Uitnodiging

Een goede crisis hoeft niet lang te duren. Voor mijn laatste was anderhalve week genoeg, wat overigens niets over de diepte ervan zegt. Van buiten gezien was het een manische opstoot, die veel in zich had om uit te groeien tot een psychose. Alle zeilen moesten bij om echt erg te voorkomen. Of ze moesten juist gestreken, om de vaart eruit te halen. Het was nogal een beweging waarin ik was beland.

Het is ondoenlijk, al wil ik het nog zo graag, te omvatten wat die dagen me hebben gebracht. Ik weet al niet meer wat er door me heen ging, met welke uitnodiging het universum nou precies kwam. Het is als een droom. Van het onderdompelen in die stroom herinner ik me vooral dat het ondanks de ellende een hele rijkdom in zich had.

Ik blijf daarom zoeken naar geschikte woorden. Vermoedelijk moet ik ervoor terug naar een middag bij de plas. Doorgewinterde zwemmer Willem was naar het veld gekomen en had, na wat dralen en niet om een bepaalde reden, besloten op de kant te blijven. Melani, winterzwemmer en schrijver, was onder de indruk en repte van ‘de moed om het niet te doen’. Dat klonk goed, vond ik. Zij vond het oké als ik het eens wilde gebruiken.

De frase kwam op en bleef me bij tijdens de recente verwarrende periode. In alle bescheidenheid durf ik te zeggen dat die zo kort was vanwege mijn grote moed het niet te doen, er niet op in te gaan.

Jong

Ik loop drie jongens voorbij, waaronder dat dikkerdje uit jeugdserie Spangas. Tijdens het passeren lacht hij naar me. Ik grijp hem vast en dol wat met hem. Het volgende moment wandel ik op een pad langs de snelweg. Bij een brug over het water zie ik een ander groepje jongeren. Het is inmiddels donker. Op mijn vraag of ze staan te wachten antwoorden ze bevestigend. De brug gaat open. De boot die erdoor vaart is niet zichtbaar vanaf onze positie. Even later wel.
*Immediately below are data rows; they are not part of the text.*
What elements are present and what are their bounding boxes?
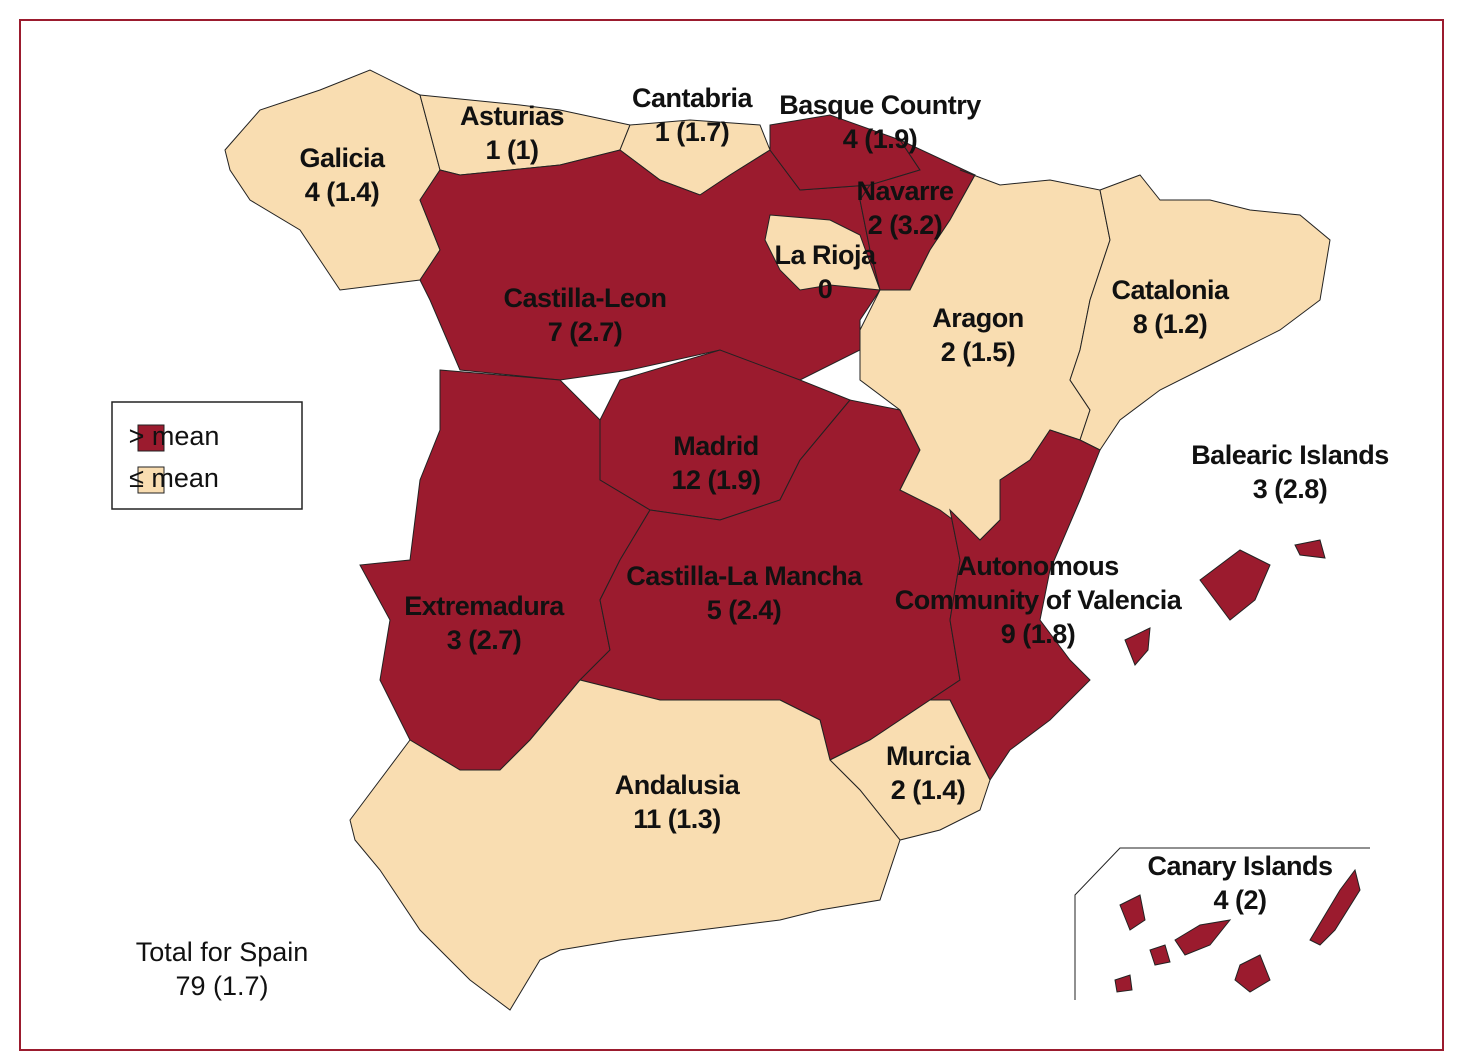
region-value: 12 (1.9) [671, 465, 760, 495]
region-value: 8 (1.2) [1133, 309, 1208, 339]
region-value: 0 [818, 274, 833, 304]
region-shape [1199, 549, 1271, 621]
region-value: 1 (1) [485, 135, 538, 165]
legend-swatch [137, 424, 165, 452]
region-value: 3 (2.7) [447, 625, 522, 655]
total-value: 79 (1.7) [175, 971, 268, 1001]
region-value: 4 (2) [1213, 885, 1266, 915]
region-name: Murcia [886, 741, 972, 771]
region-name: Autonomous [957, 551, 1118, 581]
region-name: Navarre [856, 176, 954, 206]
region-name: Asturias [460, 101, 564, 131]
region-shape [1294, 539, 1326, 559]
region-value: 2 (1.5) [941, 337, 1016, 367]
region-name: Extremadura [404, 591, 565, 621]
legend-label: > mean [129, 421, 220, 451]
region-name: Madrid [673, 431, 759, 461]
region-value: 3 (2.8) [1253, 474, 1328, 504]
region-name: La Rioja [774, 240, 877, 270]
region-value: 2 (3.2) [868, 210, 943, 240]
region-value: 11 (1.3) [633, 804, 721, 834]
legend-label: ≤ mean [129, 463, 219, 493]
region-shape [419, 149, 881, 381]
region-value: 7 (2.7) [548, 317, 623, 347]
region-shape [1309, 868, 1361, 946]
region-shape [1069, 174, 1331, 451]
region-value: 5 (2.4) [707, 595, 782, 625]
region-name: Community of Valencia [895, 585, 1183, 615]
region-shape [1114, 974, 1133, 993]
legend-swatch [137, 466, 165, 494]
region-name: Castilla-Leon [503, 283, 666, 313]
regions [224, 69, 1361, 1011]
region-name: Catalonia [1111, 275, 1230, 305]
region-name: Basque Country [779, 90, 981, 120]
region-value: 2 (1.4) [891, 775, 966, 805]
region-name: Galicia [299, 143, 386, 173]
region-shape [1119, 894, 1146, 931]
region-shape [1174, 919, 1232, 956]
region-value: 9 (1.8) [1001, 619, 1076, 649]
region-name: Cantabria [632, 83, 754, 113]
region-name: Canary Islands [1147, 851, 1332, 881]
region-shape [1149, 944, 1171, 966]
region-value: 4 (1.4) [305, 177, 380, 207]
total-name: Total for Spain [136, 937, 309, 967]
region-name: Aragon [932, 303, 1024, 333]
region-value: 4 (1.9) [843, 124, 918, 154]
region-shape [1234, 954, 1271, 993]
region-shape [349, 679, 901, 1011]
region-shape [928, 429, 1101, 781]
region-name: Andalusia [615, 770, 741, 800]
region-shape [764, 214, 881, 291]
region-shape [1124, 627, 1151, 666]
region-name: Balearic Islands [1191, 440, 1389, 470]
region-name: Castilla-La Mancha [626, 561, 863, 591]
inset-border [1074, 847, 1370, 1000]
region-value: 1 (1.7) [655, 117, 730, 147]
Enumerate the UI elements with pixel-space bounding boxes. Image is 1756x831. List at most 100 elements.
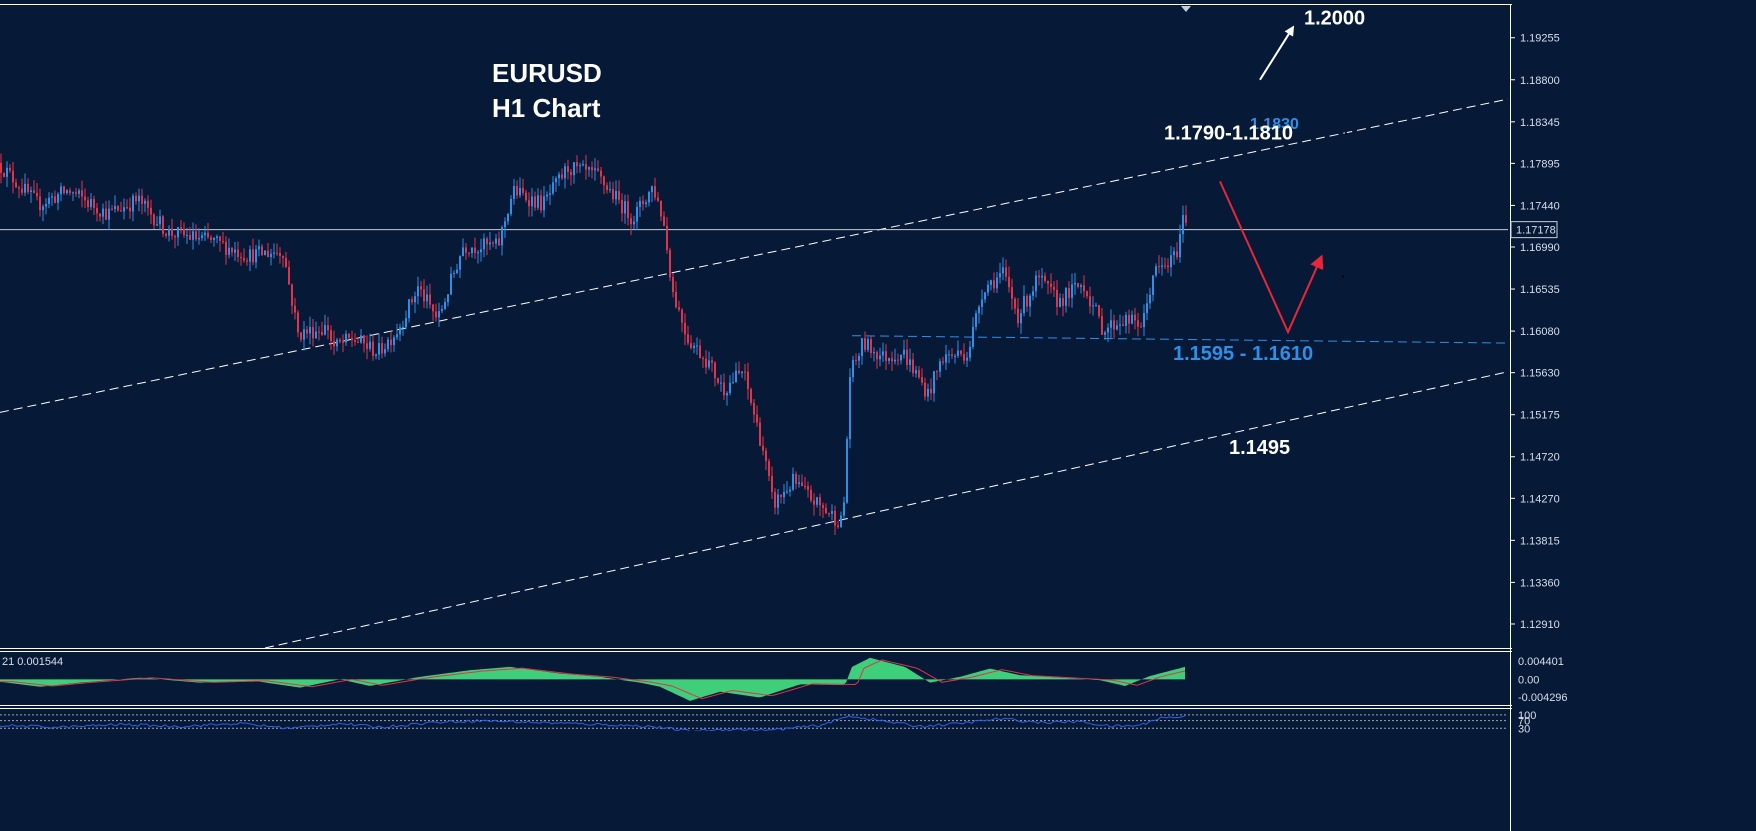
candle-body xyxy=(21,188,23,193)
candle-body xyxy=(810,489,812,501)
main-pane xyxy=(0,98,1508,648)
price-annotation: 1.1495 xyxy=(1229,437,1290,459)
candle-body xyxy=(390,339,392,346)
candle-body xyxy=(1062,297,1064,306)
price-tick-label: 1.15175 xyxy=(1520,410,1560,422)
candle-body xyxy=(333,341,335,347)
chart-subtitle: H1 Chart xyxy=(492,93,601,123)
candle-body xyxy=(336,339,338,347)
candle-body xyxy=(834,510,836,526)
candle-body xyxy=(462,247,464,257)
candle-body xyxy=(801,482,803,487)
candle-body xyxy=(492,242,494,244)
candle-body xyxy=(303,329,305,340)
candle-body xyxy=(726,393,728,396)
candle-body xyxy=(408,299,410,319)
price-tick-label: 1.13360 xyxy=(1520,577,1560,589)
current-price-label: 1.17178 xyxy=(1516,225,1556,237)
candle-body xyxy=(549,193,551,195)
candle-body xyxy=(900,354,902,361)
candle-body xyxy=(915,370,917,374)
candle-body xyxy=(840,515,842,528)
candle-body xyxy=(168,228,170,236)
candle-body xyxy=(831,510,833,514)
price-tick-label: 1.12910 xyxy=(1520,619,1560,631)
candle-body xyxy=(282,255,284,258)
current-price-box xyxy=(1510,221,1558,239)
candle-body xyxy=(222,240,224,242)
candle-body xyxy=(699,345,701,359)
candle-body xyxy=(69,190,71,193)
candle-body xyxy=(1101,316,1103,335)
candle-body xyxy=(816,497,818,505)
macd-histogram xyxy=(0,657,1185,701)
candle-body xyxy=(12,170,14,183)
candle-body xyxy=(285,257,287,268)
candle-body xyxy=(804,486,806,488)
candle-body xyxy=(252,249,254,263)
candle-body xyxy=(108,208,110,220)
candle-body xyxy=(639,200,641,207)
candle-body xyxy=(459,256,461,270)
candle-body xyxy=(309,326,311,334)
candle-body xyxy=(678,307,680,310)
candle-body xyxy=(417,286,419,297)
candle-body xyxy=(1002,267,1004,274)
price-annotation: 1.2000 xyxy=(1304,7,1365,29)
candle-body xyxy=(288,267,290,285)
pane-frames xyxy=(0,4,1512,831)
candle-body xyxy=(186,234,188,236)
price-tick-label: 1.13815 xyxy=(1520,535,1560,547)
candle-body xyxy=(351,337,353,341)
shift-marker-icon[interactable] xyxy=(1181,6,1191,12)
candle-body xyxy=(795,473,797,484)
candle-body xyxy=(387,339,389,350)
candle-body xyxy=(822,505,824,508)
price-tick-label: 1.17440 xyxy=(1520,200,1560,212)
price-tick-label: 1.16990 xyxy=(1520,242,1560,254)
candle-body xyxy=(975,313,977,327)
candle-body xyxy=(30,190,32,192)
candle-body xyxy=(468,252,470,254)
forecast-arrow xyxy=(1219,180,1324,335)
candle-body xyxy=(315,331,317,339)
candle-body xyxy=(306,329,308,334)
candle-body xyxy=(897,359,899,361)
candle-body xyxy=(714,362,716,379)
candle-body xyxy=(231,247,233,253)
candle-body xyxy=(531,196,533,207)
candle-body xyxy=(732,382,734,384)
candle-body xyxy=(1173,251,1175,256)
candle-body xyxy=(852,359,854,378)
candle-body xyxy=(1047,280,1049,284)
candle-body xyxy=(228,247,230,255)
candle-body xyxy=(486,238,488,245)
candle-body xyxy=(621,199,623,214)
candle-body xyxy=(399,327,401,335)
candle-body xyxy=(861,338,863,357)
candle-body xyxy=(453,272,455,274)
candle-body xyxy=(999,273,1001,278)
candle-body xyxy=(729,382,731,394)
candle-body xyxy=(921,377,923,383)
candle-body xyxy=(144,200,146,204)
candle-body xyxy=(279,253,281,256)
candle-body xyxy=(456,269,458,273)
candle-body xyxy=(105,208,107,220)
candle-body xyxy=(567,166,569,172)
oscillator-tick-label: 30 xyxy=(1518,723,1530,735)
candle-body xyxy=(1158,266,1160,268)
candle-body xyxy=(48,197,50,205)
candle-body xyxy=(363,335,365,344)
candle-body xyxy=(612,189,614,200)
candle-body xyxy=(420,286,422,290)
candle-body xyxy=(627,201,629,219)
candle-body xyxy=(864,338,866,350)
candle-body xyxy=(525,192,527,201)
candle-body xyxy=(963,353,965,361)
candle-body xyxy=(348,333,350,338)
price-tick-label: 1.17895 xyxy=(1520,158,1560,170)
macd-header: 21 0.001544 xyxy=(2,656,63,668)
candle-body xyxy=(1164,265,1166,267)
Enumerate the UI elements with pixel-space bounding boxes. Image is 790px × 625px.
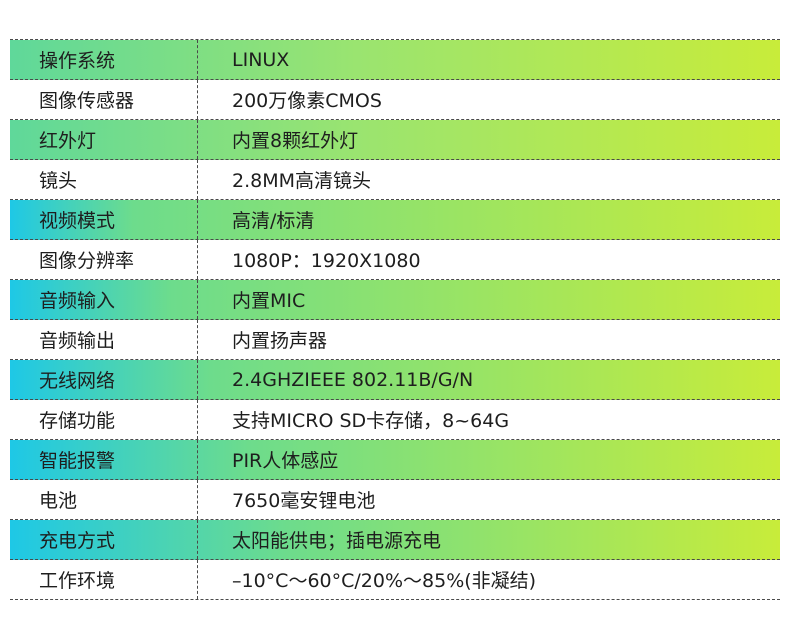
spec-value: 内置8颗红外灯 [232,130,359,152]
spec-label: 图像传感器 [10,80,198,119]
spec-row: 操作系统 LINUX [10,40,780,80]
spec-value: 高清/标清 [232,210,315,232]
spec-label: 智能报警 [10,440,198,479]
spec-value: 支持MICRO SD卡存储，8~64G [232,410,510,432]
spec-label: 图像分辨率 [10,240,198,279]
spec-row: 存储功能 支持MICRO SD卡存储，8~64G [10,400,780,440]
spec-value: 200万像素CMOS [232,90,382,112]
spec-label: 音频输出 [10,320,198,359]
spec-table: 操作系统 LINUX 图像传感器 200万像素CMOS 红外灯 内置8颗红外灯镜头 2.8M… [10,39,780,600]
spec-row: 音频输入 内置MIC [10,280,780,320]
spec-value: 1080P：1920X1080 [232,250,421,272]
spec-label: 音频输入 [10,280,198,319]
spec-row: 镜头 2.8MM高清镜头 [10,160,780,200]
spec-value: LINUX [232,48,290,71]
spec-value: 内置扬声器 [232,330,328,352]
spec-label: 充电方式 [10,520,198,559]
spec-value: 内置MIC [232,290,306,312]
spec-row: 音频输出 内置扬声器 [10,320,780,360]
spec-row: 无线网络 2.4GHZIEEE 802.11B/G/N [10,360,780,400]
spec-label: 工作环境 [10,560,198,599]
spec-value: 2.8MM高清镜头 [232,170,372,192]
spec-row: 充电方式 太阳能供电；插电源充电 [10,520,780,560]
spec-row: 工作环境 –10°C～60°C/20%～85%(非凝结) [10,560,780,600]
spec-value: 2.4GHZIEEE 802.11B/G/N [232,368,474,391]
spec-label: 存储功能 [10,400,198,439]
spec-label: 电池 [10,480,198,519]
spec-row: 电池 7650毫安锂电池 [10,480,780,520]
spec-value: –10°C～60°C/20%～85%(非凝结) [232,570,537,592]
spec-label: 视频模式 [10,200,198,239]
spec-row: 红外灯 内置8颗红外灯 [10,120,780,160]
spec-row: 图像传感器 200万像素CMOS [10,80,780,120]
spec-value: 7650毫安锂电池 [232,490,376,512]
spec-row: 智能报警 PIR人体感应 [10,440,780,480]
spec-value: PIR人体感应 [232,450,339,472]
spec-row: 视频模式 高清/标清 [10,200,780,240]
spec-label: 镜头 [10,160,198,199]
spec-row: 图像分辨率 1080P：1920X1080 [10,240,780,280]
spec-label: 操作系统 [10,40,198,79]
spec-value: 太阳能供电；插电源充电 [232,530,442,552]
spec-label: 无线网络 [10,360,198,399]
spec-label: 红外灯 [10,120,198,159]
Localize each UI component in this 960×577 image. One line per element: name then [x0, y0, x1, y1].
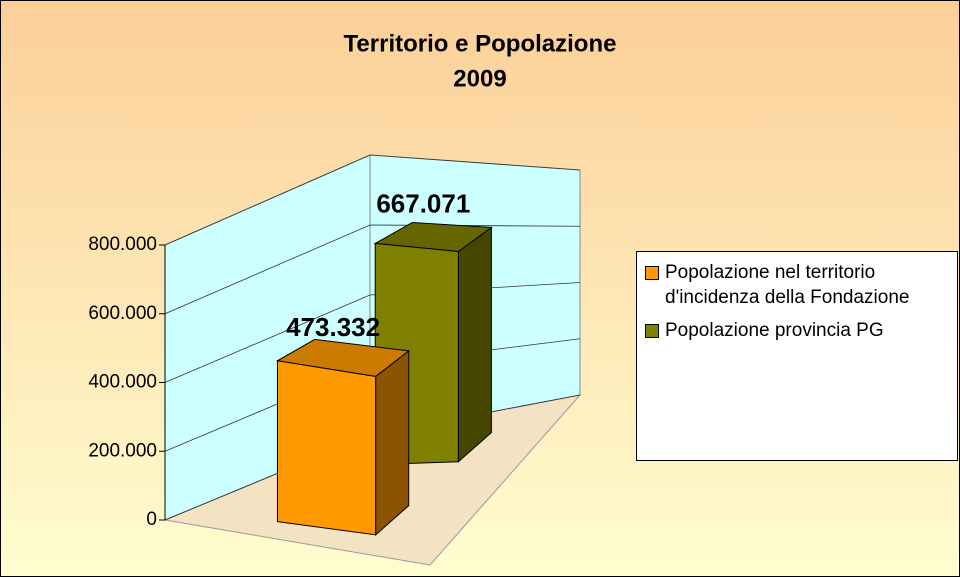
- legend-label: Popolazione provincia PG: [665, 320, 884, 341]
- legend-swatch: [645, 266, 659, 280]
- data-label: 667.071: [376, 188, 470, 218]
- bar: [275, 338, 410, 536]
- legend: Popolazione nel territorio d'incidenza d…: [636, 251, 958, 461]
- y-tick-label: 600.000: [88, 303, 157, 324]
- legend-label: Popolazione nel territorio d'incidenza d…: [665, 262, 910, 308]
- legend-swatch: [645, 324, 659, 338]
- chart-title: Territorio e Popolazione: [344, 30, 617, 57]
- y-tick-label: 200.000: [88, 440, 157, 461]
- bar-side: [375, 349, 410, 536]
- grid-line: [164, 154, 581, 246]
- legend-entry: Popolazione provincia PG: [637, 310, 957, 343]
- chart-subtitle: 2009: [453, 65, 506, 92]
- y-tick-label: 800.000: [88, 234, 157, 255]
- grid-line: [164, 282, 581, 383]
- bar-side: [457, 226, 492, 463]
- bar-front: [276, 360, 377, 536]
- y-tick-label: 0: [146, 509, 157, 530]
- grid-line: [164, 224, 581, 315]
- legend-entry: Popolazione nel territorio d'incidenza d…: [637, 252, 957, 310]
- data-label: 473.332: [286, 312, 380, 342]
- y-tick-label: 400.000: [88, 372, 157, 393]
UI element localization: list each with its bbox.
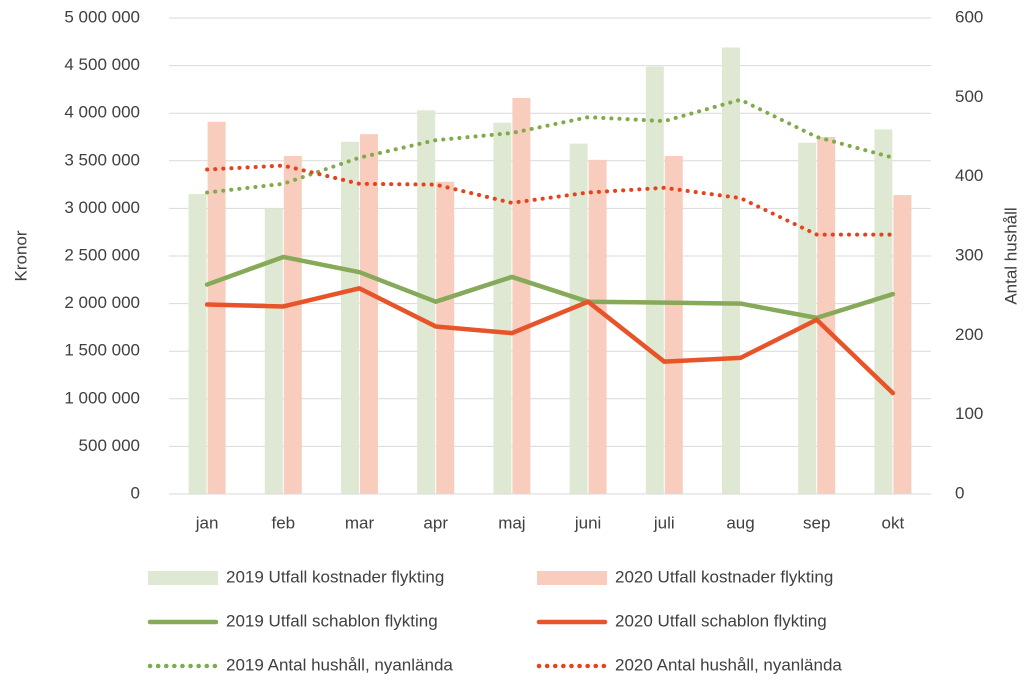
x-tick-label: sep: [803, 513, 830, 532]
y-tick-label: 2 000 000: [64, 293, 140, 312]
y-tick-label: 4 000 000: [64, 103, 140, 122]
y2-tick-label: 100: [955, 404, 983, 423]
x-tick-label: mar: [345, 513, 375, 532]
bar: [893, 195, 912, 494]
bar: [417, 110, 436, 495]
bar: [283, 156, 302, 495]
line: [204, 286, 896, 396]
bar: [512, 97, 531, 494]
dotted-line: [205, 163, 895, 237]
y2-tick-label: 500: [955, 87, 983, 106]
y-tick-label: 1 000 000: [64, 388, 140, 407]
legend-label: 2019 Utfall kostnader flykting: [226, 567, 444, 586]
legend-swatch: [148, 571, 218, 585]
bar: [493, 122, 512, 494]
y-tick-label: 4 500 000: [64, 55, 140, 74]
bar: [664, 156, 683, 495]
bar: [874, 129, 893, 494]
legend-label: 2019 Utfall schablon flykting: [226, 611, 438, 630]
bar: [264, 208, 283, 494]
y-tick-label: 0: [131, 483, 140, 502]
y2-tick-label: 200: [955, 325, 983, 344]
bar: [436, 181, 455, 494]
y-tick-label: 2 500 000: [64, 245, 140, 264]
legend-label: 2020 Antal hushåll, nyanlända: [615, 655, 842, 674]
y2-axis-label: Antal hushåll: [1001, 207, 1020, 304]
legend-label: 2020 Utfall schablon flykting: [615, 611, 827, 630]
x-tick-label: juni: [574, 513, 601, 532]
bar: [188, 194, 207, 494]
y-axis-label: Kronor: [11, 230, 30, 281]
x-tick-label: feb: [271, 513, 295, 532]
y-tick-label: 3 000 000: [64, 198, 140, 217]
y2-tick-label: 300: [955, 245, 983, 264]
bar: [722, 47, 740, 495]
x-tick-label: juli: [653, 513, 675, 532]
y-tick-label: 5 000 000: [64, 7, 140, 26]
x-tick-label: aug: [726, 513, 754, 532]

Het is een zeilboot zonder mast met twee jongens erin. De brug had niet open gehoeven. Het is een eerbetoon van de brugwachter. Het bootje draait het kanaal op en schampt aan de overkant de kade. Vervolgens sta ik in een overdekt winkelcentrum voor een gesloten supermarkt. De transparante rolluiken zijn bewerkt met graffiti. Tussen de verf door zijn medewerkers te zien, druk in de weer. Men vraagt mij naar boven te gaan. Er staan proefjes opgesteld: bekerglazen met rode vloeistof. De anderen zijn ermee bezig. De bedoeling is me niet duidelijk. Een student komt naar me toe en probeert vergeefs uit te leggen hoe het in z’n werk gaat. Ik opper hardop dat het veel te ingewikkeld is. De student sist en maant me tot stilte, opdat de professor het niet hoort. De wekker gaat. Ik strompel de trap af, klap de laptop open en begin te typen. Onder meer bovenstaande. Bij het teruglezen komt de vraag op of dit het eigenlijke leven is of dat.